Saturday, 09/11/2021 12:22:36 PM

Saturday, September 11, 2021 12:22:36 PM

Post# of 800384
Thanks for the laugh, I needed it.

The numbers started off reasonable. $100B has always been my ballpark for a capital raise size.

$4.2 trillion x 2.5 percent = $105 billion minus $37.3 billion shareholders equity = $67.7 billion need to raise in a secondary offering to adequate capitalization.

Freddie Mac would need to raise $47.3 billion, the amount needed in a secondary offering to adequate capitalization. $47.3 plus $67.7 = $115 billion both companies.



But the extreme bias of the post shows in the phrases "It's wrong for the Treasury to claim the warrants" and "the rightful owners the Common Shareholders". These two things are not just opinions: the first is extreme wishful thinking (the warrants have nothing whatsoever to do with whether or not the seniors have been repaid) and the second ignores the fact that once new common shares are issued, those holders become part of the "rightful owners", even if that includes Treasury (via warrant exercise and/or senior pref conversion) and the existing juniors (via an exchange offer).

Fannie Mae’s net earnings 4 billion per quarter, a projection of 16 billion net per year. I think the Market would willingly pay a Market Cap of 230 Billion easily for that amount of earnings: 230 Billion / 16 Billion = Price to Earnings Ratio 14.37 (fair value).



Fannie's normalized earnings are more like $12B. Projecting 2020/2021 earnings into the future will lead to overestimates.
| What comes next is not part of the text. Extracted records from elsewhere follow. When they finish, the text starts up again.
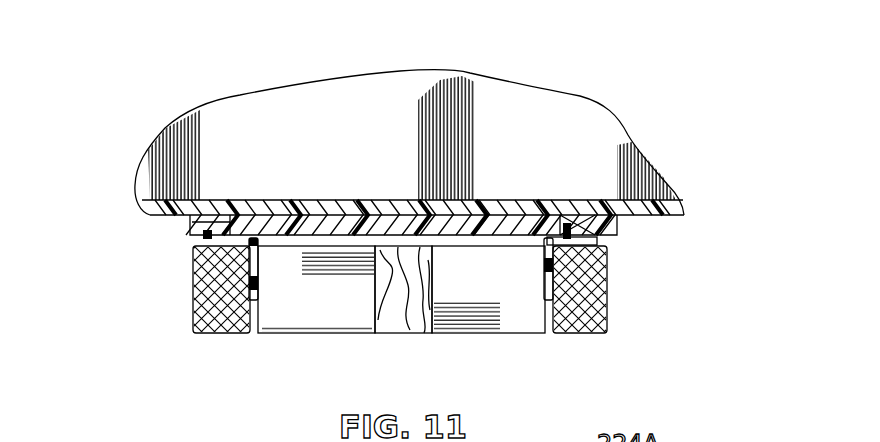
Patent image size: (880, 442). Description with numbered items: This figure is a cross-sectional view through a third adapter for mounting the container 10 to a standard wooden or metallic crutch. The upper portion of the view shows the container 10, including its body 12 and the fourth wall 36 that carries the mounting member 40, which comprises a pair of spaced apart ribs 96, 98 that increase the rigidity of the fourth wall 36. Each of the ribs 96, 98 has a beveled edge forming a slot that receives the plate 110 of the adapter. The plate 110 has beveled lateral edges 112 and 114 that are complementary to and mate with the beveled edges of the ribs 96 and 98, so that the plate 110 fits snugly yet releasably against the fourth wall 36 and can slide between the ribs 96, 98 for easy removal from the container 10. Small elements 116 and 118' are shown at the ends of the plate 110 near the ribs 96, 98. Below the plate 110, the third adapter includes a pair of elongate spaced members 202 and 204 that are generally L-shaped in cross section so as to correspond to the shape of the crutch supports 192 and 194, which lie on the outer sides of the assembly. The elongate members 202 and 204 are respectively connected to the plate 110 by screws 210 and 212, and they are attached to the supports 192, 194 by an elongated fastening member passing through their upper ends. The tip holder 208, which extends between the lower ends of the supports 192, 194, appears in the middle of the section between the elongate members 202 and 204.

The container 10 is at (582, 77).
The panel 12 is at (389, 116).
The fourth wall 36 is at (672, 183).
The mounting member 40 is at (512, 215).
The rib 96 is at (200, 233).
The rib 98 is at (590, 240).
The plate 110 is at (348, 232).
The beveled lateral edge 112 is at (237, 215).
The beveled lateral edge 114 is at (558, 226).
The fastener 116 is at (203, 238).
The right clip 118' is at (663, 275).
The support 192 is at (193, 310).
The support 194 is at (607, 313).
The elongate member 202 is at (253, 288).
The elongate member 204 is at (547, 280).
The tip holder 208 is at (393, 333).
The screw 210 is at (193, 259).
The screw 212 is at (617, 230).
A P/E of 14.37 is at the high end of reasonable, so a market cap of $170B for Fannie could make sense.

This does ignore the fact that share offerings are usually conducted at a discount (in terms of P/E) to later values. A P/E of 6-10 at the time of the offering, which should be the point of comparison here, makes much more sense than 14.37.

Example: If the company Fannie Mae is required an additional $67.7 Billion as a capital requirement to reach the $105 billion of 2.5% of total assets, and to make the offering attractive the secondary offering could be at an extreme discount of 20% and in this case the secondary offering would price at $158.40 per share;



Lunacy. If new investors are asked to contribute $67.7B towards a capital requirement of $105B, they will have to get a bare minimum of 2/3 of the overall equity. That means the "extreme discount" needs to be upwards of 75%, not 20%.
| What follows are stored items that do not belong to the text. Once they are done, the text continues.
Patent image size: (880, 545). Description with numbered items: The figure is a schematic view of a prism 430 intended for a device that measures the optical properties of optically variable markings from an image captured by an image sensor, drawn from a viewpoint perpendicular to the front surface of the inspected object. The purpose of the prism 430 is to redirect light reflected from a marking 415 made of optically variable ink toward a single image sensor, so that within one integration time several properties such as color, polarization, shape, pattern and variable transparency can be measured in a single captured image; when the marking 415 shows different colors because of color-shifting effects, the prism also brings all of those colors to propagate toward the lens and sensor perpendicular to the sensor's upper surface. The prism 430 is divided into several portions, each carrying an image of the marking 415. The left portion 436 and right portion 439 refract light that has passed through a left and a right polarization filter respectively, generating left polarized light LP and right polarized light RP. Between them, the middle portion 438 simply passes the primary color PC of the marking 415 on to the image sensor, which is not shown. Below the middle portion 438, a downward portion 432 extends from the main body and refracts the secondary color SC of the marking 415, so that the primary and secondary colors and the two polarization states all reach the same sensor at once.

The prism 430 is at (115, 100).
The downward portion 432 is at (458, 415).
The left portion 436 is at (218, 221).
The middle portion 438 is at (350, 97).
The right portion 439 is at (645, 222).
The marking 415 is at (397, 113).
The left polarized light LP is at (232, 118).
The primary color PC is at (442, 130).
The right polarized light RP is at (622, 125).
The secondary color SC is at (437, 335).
$67.7 Billion / 158.40 = 427,398,989 million new shares.



This shows exactly what is wrong with the thinking in that post. New investors aren't going to agree to a share price and then have the number of shares counted from there. They will insist on a certain number of shares, and the share price gets calculated afterwards.

New investors getting 2/3 of the overall equity, after warrant exercise, will give them a total of around 11.5B shares.

That also means the re-IPO price won't depend at all on what the market price of the common is the day before. The market could push the common shares up to, let's say, $8 on rumors of a re-IPO only to have the offering conducted at $2.50. There is nothing preventing that from happening.

The Treasury would not have to provide a consent decree going forward. The Treasury needs to get out of the way.



Treasury "getting out of the way" means just giving up the seniors and warrants for no consideration? Never going to happen voluntarily. And no court other than the Fifth Circuit (Collins) is being asked to get rid of the seniors; those plaintiffs would be just as happy with the seniors being converted to commons.

Got legal theories no plaintiff has tried? File your own lawsuit or shut up.